Inside the meeting, Moynihan ran a tight ship, allocating only two minutes to each shareholder and responding succinctly to only a few of them.

Several shareholders asked Moynihan to voluntarily give up his pay or refuse to accept a bonus. He received no cash bonus, and most of his stock pays only if the company attains certain performance goals.

Moynihan received total compensation of $8.1 million in 2011, up from $1.9 million in 2010. ISS Proxy Advisory Services and Glass Lewis & Co, which advise large shareholders on how to vote at annual meetings, backed B of A's pay plan.

A former Merrill Lynch employee asked why B of A had not divested of Countrywide, the lender it bought in 2008 that has contributed substantially to its mortgage losses.

"To divest you have to have a buyer," Moynihan said.
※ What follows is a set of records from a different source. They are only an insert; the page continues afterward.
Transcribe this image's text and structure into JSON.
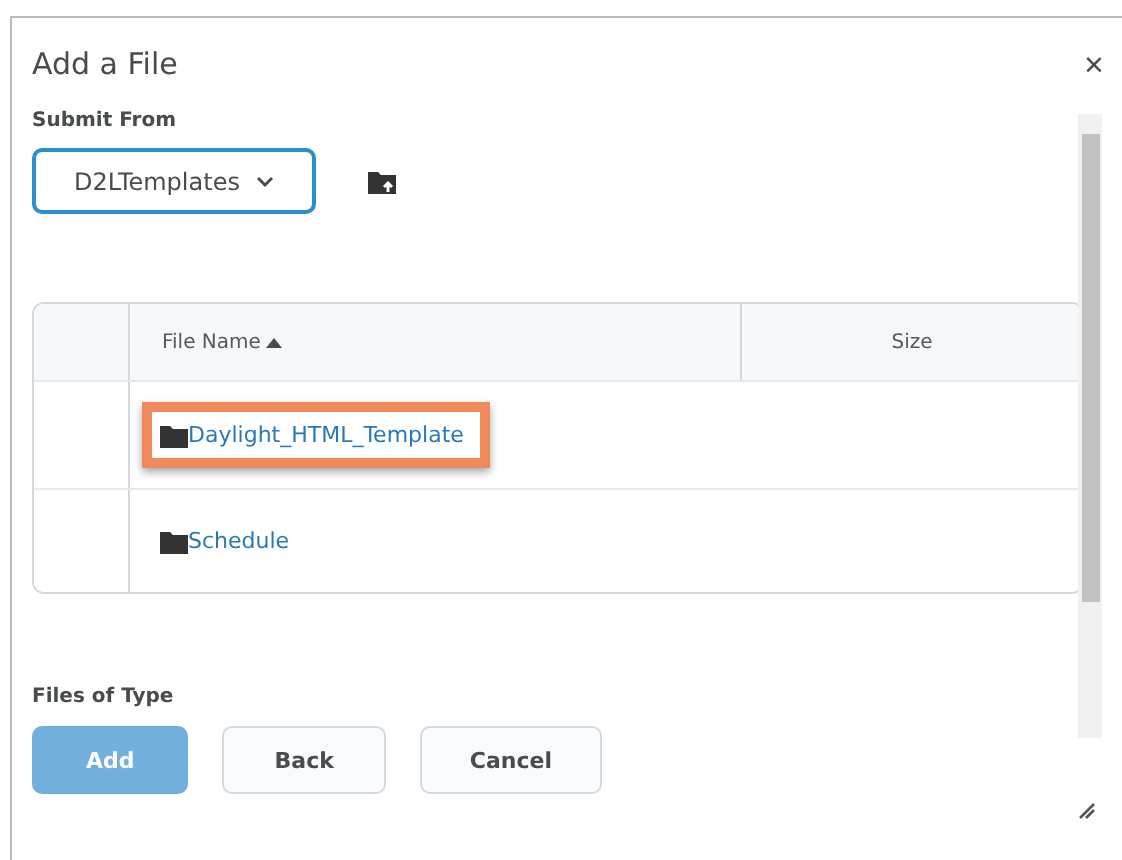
{
  "dialog": {
    "title": "Add a File",
    "close": "×"
  },
  "submit_from": {
    "label": "Submit From",
    "value": "D2LTemplates"
  },
  "table": {
    "columns": [
      {
        "label": "File Name",
        "sorted": true
      },
      {
        "label": "Size",
        "sorted": false
      }
    ],
    "rows": [
      {
        "name": "Daylight_HTML_Template",
        "kind": "folder",
        "highlighted": true
      },
      {
        "name": "Schedule",
        "kind": "folder",
        "highlighted": false
      }
    ]
  },
  "files_of_type": {
    "label": "Files of Type"
  },
  "buttons": [
    {
      "label": "Add",
      "primary": true,
      "disabled": true
    },
    {
      "label": "Back",
      "primary": false,
      "disabled": false
    },
    {
      "label": "Cancel",
      "primary": false,
      "disabled": false
    }
  ]
}
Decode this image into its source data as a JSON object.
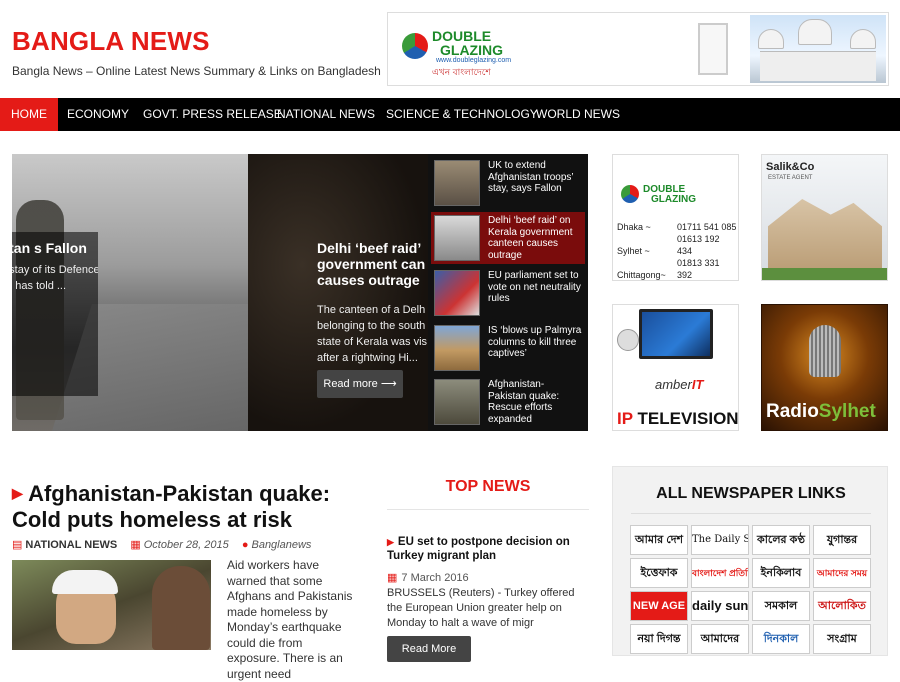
{
  "site": {
    "title": "BANGLA NEWS",
    "description": "Bangla News – Online Latest News Summary & Links on Bangladesh"
  },
  "header_ad": {
    "brand_line1": "DOUBLE",
    "brand_line2": "GLAZING",
    "url": "www.doubleglazing.com",
    "tagline": "এখন বাংলাদেশে"
  },
  "nav": {
    "items": [
      {
        "label": "HOME",
        "active": true
      },
      {
        "label": "ECONOMY"
      },
      {
        "label": "GOVT. PRESS RELEASE"
      },
      {
        "label": "NATIONAL NEWS"
      },
      {
        "label": "SCIENCE & TECHNOLOGY"
      },
      {
        "label": "WORLD NEWS"
      }
    ]
  },
  "slider": {
    "left_partial": {
      "headline": "ghanistan s Fallon",
      "excerpt": "e stay of its Defence on has told ..."
    },
    "main": {
      "headline": "Delhi ‘beef raid’ government can causes outrage",
      "excerpt": "The canteen of a Delh belonging to the south state of Kerala was vis after a rightwing Hi...",
      "read_more": "Read more ⟶"
    },
    "list": [
      {
        "title": "UK to extend Afghanistan troops’ stay, says Fallon"
      },
      {
        "title": "Delhi ‘beef raid’ on Kerala government canteen causes outrage",
        "active": true
      },
      {
        "title": "EU parliament set to vote on net neutrality rules"
      },
      {
        "title": "IS ‘blows up Palmyra columns to kill three captives’"
      },
      {
        "title": "Afghanistan-Pakistan quake: Rescue efforts expanded"
      }
    ]
  },
  "ads": {
    "double": {
      "brand_line1": "DOUBLE",
      "brand_line2": "GLAZING",
      "contacts": [
        {
          "city": "Dhaka ~",
          "phone": "01711 541 085"
        },
        {
          "city": "Sylhet ~",
          "phone": "01613 192 434"
        },
        {
          "city": "Chittagong~",
          "phone": "01813 331 392"
        }
      ]
    },
    "salik": {
      "title": "Salik&Co",
      "sub": "ESTATE AGENT"
    },
    "amber": {
      "brand_a": "amber",
      "brand_b": "IT",
      "iptv_a": "IP",
      "iptv_b": "TELEVISION"
    },
    "radio": {
      "a": "Radi",
      "b": "o",
      "c": "Sylhet"
    }
  },
  "feature": {
    "title": "Afghanistan-Pakistan quake: Cold puts homeless at risk",
    "category": "NATIONAL NEWS",
    "date": "October 28, 2015",
    "author": "Banglanews",
    "excerpt": "Aid workers have warned that some Afghans and Pakistanis made homeless by Monday’s earthquake could die from exposure. There is an urgent need"
  },
  "top_news": {
    "heading": "TOP NEWS",
    "headline": "EU set to postpone decision on Turkey migrant plan",
    "date": "7 March 2016",
    "excerpt": "BRUSSELS (Reuters) - Turkey offered the European Union greater help on Monday to halt a wave of migr",
    "read_more": "Read More"
  },
  "newspapers": {
    "heading": "ALL NEWSPAPER LINKS",
    "logos": [
      "আমার দেশ",
      "The Daily Star",
      "কালের কণ্ঠ",
      "যুগান্তর",
      "ইত্তেফাক",
      "বাংলাদেশ প্রতিদিন",
      "ইনকিলাব",
      "আমাদের সময়",
      "NEW AGE",
      "daily sun",
      "সমকাল",
      "আলোকিত",
      "নয়া দিগন্ত",
      "আমাদের",
      "দিনকাল",
      "সংগ্রাম"
    ]
  },
  "colors": {
    "accent": "#e41b17",
    "nav_bg": "#000000",
    "link_dark": "#111111"
  }
}
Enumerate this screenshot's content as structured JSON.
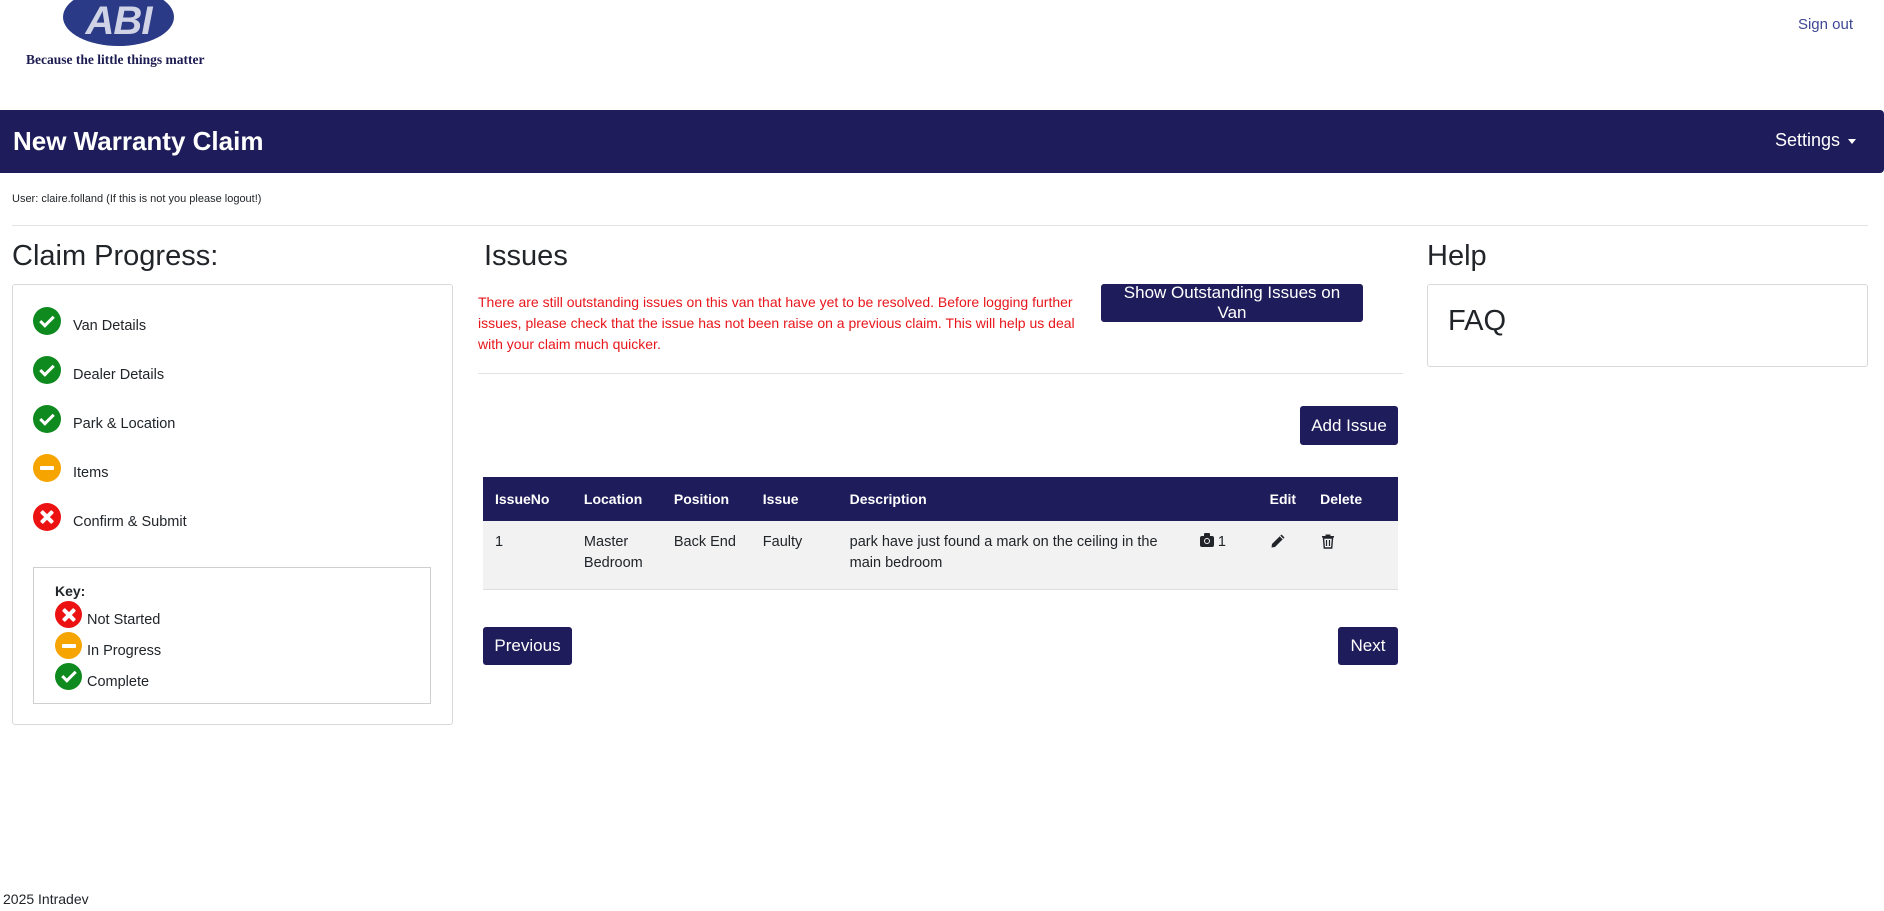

At various points, Moynihan tried to rebut some inaccurate comments from shareholders but his comments fell mostly on deaf ears. Some shareholders claimed that B of A does not pay any taxes, even though Moynihan repeatedly said the bank paid $2 billion in taxes last year. He also denied several claims that B of A has engaged in payday lending.

George Goehl, the executive director of National People's Action, asked Moynihan to "prove to us that you are not too big to be held accountable."

"We're your neighbors and we have to wake up every day looking at blocks with four or five vacant properties," Goehl said. "We invite you to come meet your neighbors all across the country."

Moynihan replied that B of A has several programs that deal with vacant properties.

"I take very seriously everything you've said — you're all our neighbors," he said. "But there are 50 million clients that are our customers and neighbors, too."